Existe una diferencia esencial entre los conceptos de "factor productivo" y "recurso productivo". El primero es un bien estándar, como el trabajo no especializado y el capital financiero, en unidades monetarias. Estamos ante el esquema característico del capitalismo industrial: El taylorismo propugnaba el empleo de trabajadores intercambiables y el concurso de inversores intercambiables. Solía existir un ingeniero y algunos administrativos y un accionista mayoritario, cuyo capital (factor productivo) solía proceder de fortunas acumuladas en la fase de predominio del capitalismo comercial. Aquella fase de claro dominio del capitalista sobre el trabajador pronto desembocó en la desesperada competencia entre empresarios y la posesión de un factor productivo, fácilmente transferible, ya no era fuente de ventajas competitivas; dejó de ser instrumento de dominación.

No es nuevo el concepto de activos intangibles, aunque su definición exacta se venga realizando y normalizando progresivamente. Tampoco es reciente el convencimiento académico sobre la importancia de este tipo de recursos en el mundo empresarial. El primer rudimento de lo que hoy se llama capital intangible empezó a conocerse con el nombre de "Fondo de Comercio" en el siglo XIX. Tal era la tradición del capitalismo comercial. Las empresas de ahora sólo pueden diferenciarse en el uso de "recursos productivos", caracterizados por su especificidad. La fidelidad del personal o del cliente, las buenas relaciones con la banca o con suministradores, la forma de trabajar en grupo dentro de la empresa, los elementos motivadores casuales, etc. no son fácilmente transmisibles, a no ser a costa de transferir la titularidad del negocio. Si se traspasa a un empleado, su desempeño en la nueva empresa será menor, debido a la inexperiencia. Si se transmite, en definitiva, un recurso productivo, éste se deprecia; su valor es muy superior dentro de la empresa que en el mercado. Así pues, la empresa basa su ventaja comparativa sostenible exclusivamente en aquellos elementos que son difíciles de imi-tar, ya estén o no cuantificados y registrados.

El término capital es sinónimo de activo, es decir, algo que se puede poseer, que es susceptible de derechos de propiedad. Tanto los recursos como los factores productivos son activos y además tienen la potencialidad de generar beneficios económicos en el futuro. En el capital productivo de una economía, existen muchos elementos de características diferentes. Está el capital financiero o posesión de títulos negociables que pueden otorgarnos el control de una sociedad mercantil. El activo material está directamente implicado en la creación de valor industrial y sometido a desgaste y obsolescencia. El activo inmaterial es el valor objetivamente calculable de los derechos que permiten a las empresas obtener en el futuro una rentabilidad. Por último, está el capital intangible, cuyo valor no figura todavía en las contabilidades mercantiles, por no estar formalizadas las relaciones contractuales.
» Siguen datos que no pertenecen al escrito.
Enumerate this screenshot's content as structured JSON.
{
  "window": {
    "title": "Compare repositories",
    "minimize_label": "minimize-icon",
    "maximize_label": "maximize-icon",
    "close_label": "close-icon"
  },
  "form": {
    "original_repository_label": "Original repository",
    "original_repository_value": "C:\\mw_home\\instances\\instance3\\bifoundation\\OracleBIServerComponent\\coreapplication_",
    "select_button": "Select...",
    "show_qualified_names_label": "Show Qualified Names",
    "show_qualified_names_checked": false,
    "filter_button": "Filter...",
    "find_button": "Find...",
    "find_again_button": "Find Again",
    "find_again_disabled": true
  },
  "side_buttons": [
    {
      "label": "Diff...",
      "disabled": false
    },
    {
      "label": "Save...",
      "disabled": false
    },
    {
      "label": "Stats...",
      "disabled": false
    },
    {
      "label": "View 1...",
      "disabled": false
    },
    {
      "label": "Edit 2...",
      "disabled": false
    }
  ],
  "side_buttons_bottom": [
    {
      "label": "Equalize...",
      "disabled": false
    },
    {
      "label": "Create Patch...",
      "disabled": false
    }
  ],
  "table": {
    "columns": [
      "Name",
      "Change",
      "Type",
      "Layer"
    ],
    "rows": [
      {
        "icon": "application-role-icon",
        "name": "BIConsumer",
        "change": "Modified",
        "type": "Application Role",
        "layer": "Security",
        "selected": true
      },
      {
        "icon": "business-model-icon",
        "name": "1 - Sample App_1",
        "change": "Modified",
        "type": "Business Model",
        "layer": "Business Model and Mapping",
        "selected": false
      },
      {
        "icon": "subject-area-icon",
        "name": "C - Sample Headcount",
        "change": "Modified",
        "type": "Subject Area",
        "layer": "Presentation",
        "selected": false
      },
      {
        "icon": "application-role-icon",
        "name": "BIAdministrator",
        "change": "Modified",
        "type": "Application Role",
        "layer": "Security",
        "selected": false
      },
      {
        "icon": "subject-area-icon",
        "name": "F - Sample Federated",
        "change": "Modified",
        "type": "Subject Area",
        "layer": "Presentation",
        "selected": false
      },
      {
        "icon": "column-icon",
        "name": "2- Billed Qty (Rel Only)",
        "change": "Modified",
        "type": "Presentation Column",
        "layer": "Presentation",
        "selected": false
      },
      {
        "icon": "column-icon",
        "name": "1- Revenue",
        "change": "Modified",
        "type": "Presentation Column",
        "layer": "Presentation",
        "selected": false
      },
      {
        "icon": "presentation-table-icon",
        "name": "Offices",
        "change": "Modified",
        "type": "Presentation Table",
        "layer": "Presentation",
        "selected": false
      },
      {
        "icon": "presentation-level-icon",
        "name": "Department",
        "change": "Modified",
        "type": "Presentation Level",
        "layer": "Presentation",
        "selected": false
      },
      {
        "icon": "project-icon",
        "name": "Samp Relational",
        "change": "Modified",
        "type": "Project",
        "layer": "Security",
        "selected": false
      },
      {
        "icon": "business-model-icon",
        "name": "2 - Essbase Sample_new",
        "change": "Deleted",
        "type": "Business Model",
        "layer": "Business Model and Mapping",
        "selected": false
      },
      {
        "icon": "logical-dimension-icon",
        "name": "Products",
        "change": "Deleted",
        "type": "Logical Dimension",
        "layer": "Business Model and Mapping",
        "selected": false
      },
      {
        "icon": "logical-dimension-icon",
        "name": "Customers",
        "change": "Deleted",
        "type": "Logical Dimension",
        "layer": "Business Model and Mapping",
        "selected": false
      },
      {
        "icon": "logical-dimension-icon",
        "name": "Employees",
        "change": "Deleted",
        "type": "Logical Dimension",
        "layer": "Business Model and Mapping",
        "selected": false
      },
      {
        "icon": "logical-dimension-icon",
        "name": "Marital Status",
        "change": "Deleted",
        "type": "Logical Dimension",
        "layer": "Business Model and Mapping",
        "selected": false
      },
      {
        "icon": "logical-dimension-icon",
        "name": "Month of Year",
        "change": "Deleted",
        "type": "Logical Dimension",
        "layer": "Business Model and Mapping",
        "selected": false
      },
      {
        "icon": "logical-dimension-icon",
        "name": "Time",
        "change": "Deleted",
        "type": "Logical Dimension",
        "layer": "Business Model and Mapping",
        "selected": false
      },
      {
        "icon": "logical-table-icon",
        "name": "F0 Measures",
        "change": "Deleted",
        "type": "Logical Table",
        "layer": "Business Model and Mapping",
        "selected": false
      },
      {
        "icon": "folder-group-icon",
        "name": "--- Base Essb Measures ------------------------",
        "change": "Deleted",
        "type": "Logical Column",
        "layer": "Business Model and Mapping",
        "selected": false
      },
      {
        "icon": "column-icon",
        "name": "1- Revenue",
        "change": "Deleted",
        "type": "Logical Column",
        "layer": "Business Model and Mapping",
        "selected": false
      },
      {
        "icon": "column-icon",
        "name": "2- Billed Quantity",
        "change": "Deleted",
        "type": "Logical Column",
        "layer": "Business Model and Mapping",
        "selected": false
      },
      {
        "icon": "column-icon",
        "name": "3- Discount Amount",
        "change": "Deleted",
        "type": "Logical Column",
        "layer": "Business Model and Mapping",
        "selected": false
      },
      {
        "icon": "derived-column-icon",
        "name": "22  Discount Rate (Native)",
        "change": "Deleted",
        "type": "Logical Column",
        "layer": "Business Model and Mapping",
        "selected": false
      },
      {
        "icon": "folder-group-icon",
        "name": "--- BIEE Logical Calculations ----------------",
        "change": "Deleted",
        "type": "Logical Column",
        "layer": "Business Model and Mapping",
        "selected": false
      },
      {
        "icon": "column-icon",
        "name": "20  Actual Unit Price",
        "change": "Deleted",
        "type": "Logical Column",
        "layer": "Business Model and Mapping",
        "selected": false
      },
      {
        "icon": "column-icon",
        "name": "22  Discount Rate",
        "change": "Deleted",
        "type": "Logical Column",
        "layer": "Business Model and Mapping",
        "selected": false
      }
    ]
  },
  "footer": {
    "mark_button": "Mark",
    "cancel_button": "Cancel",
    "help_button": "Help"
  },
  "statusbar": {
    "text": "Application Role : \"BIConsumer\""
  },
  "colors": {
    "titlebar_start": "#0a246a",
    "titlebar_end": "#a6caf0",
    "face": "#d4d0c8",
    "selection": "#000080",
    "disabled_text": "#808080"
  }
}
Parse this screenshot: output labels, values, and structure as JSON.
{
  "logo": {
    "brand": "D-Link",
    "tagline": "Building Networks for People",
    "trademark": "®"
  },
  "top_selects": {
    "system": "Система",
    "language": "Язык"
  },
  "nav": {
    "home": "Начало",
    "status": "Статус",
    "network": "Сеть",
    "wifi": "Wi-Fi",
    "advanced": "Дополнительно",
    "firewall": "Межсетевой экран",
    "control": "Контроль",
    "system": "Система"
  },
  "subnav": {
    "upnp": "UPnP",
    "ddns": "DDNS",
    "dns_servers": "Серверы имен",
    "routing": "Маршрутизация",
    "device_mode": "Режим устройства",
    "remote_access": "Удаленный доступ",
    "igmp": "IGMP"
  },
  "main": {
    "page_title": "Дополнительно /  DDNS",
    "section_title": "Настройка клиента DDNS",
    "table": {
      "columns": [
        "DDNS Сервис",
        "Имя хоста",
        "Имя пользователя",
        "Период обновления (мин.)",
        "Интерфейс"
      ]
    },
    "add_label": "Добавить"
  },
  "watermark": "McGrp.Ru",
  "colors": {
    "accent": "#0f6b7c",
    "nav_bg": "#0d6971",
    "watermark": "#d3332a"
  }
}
El capital intangible es el conjunto de activos productivos o generadores de valor que están basados en la información y el conocimiento (Itami, 1991, p. 18). Por este motivo, también ha sido denominado capital intelectual. Su valoración es difícil y bastante subjetiva y es el tipo de activos más característicamente identificables con el concepto de ‘recurso productivo’. La posesión de capital intangible es lo que, en el lenguaje de la calle, se denomina "competitividad". Es un concepto que abarca los conocimientos, las influencias, las redes sociales y la credibilidad de las empresas, a lo que habría que sumar las influencias sobre los gobiernos, el control mediático del mercado, la amenaza militar,... La propia reputación de la empresa es una fuente potencial de beneficios que no aparece contabilizada. Son derechos basados en contratos tácitos y el valor de uno depende estrechamente del funcionamiento de los otros (Ruiz Navarro, 1999, p. 129). “Los recursos humanos especializados y avanzados y los recursos del conocimiento son las dos categorías más importantes de recursos para crear y mantener ventaja competitiva” (Ruiz Navarro, 1999, p. 13; Porter, 1991, p. 121).

Todos los elementos que aparecen en la Figura 1 están basados en el conocimiento. Por ejemplo, la mera existencia de reputación es efecto del conocimiento mutuo y no puede ser fácilmente comprobada por un tercero ajeno al negocio. La obtención de un óptimo tecnológico de dimensión en planta (apalancamiento operativo) depende fatalmente del conocimiento que se tenga acerca de la capacidad de absorción del mercado y de los precios de los factores. Las rutinas organizativas y los elementos motivadores provienen de la experiencia y el mutuo conocimiento de los empleados. Las relaciones con agentes “frontera” (clientes y proveedores), bancos, Administraciones públicas, etc. tienen una naturaleza similar a la cultura organizativa, pero externalizada. La imagen y la fidelidad del consumidor están relacionadas con los resultados de estudios de mercado-tecnia y las campañas de información-sugestión.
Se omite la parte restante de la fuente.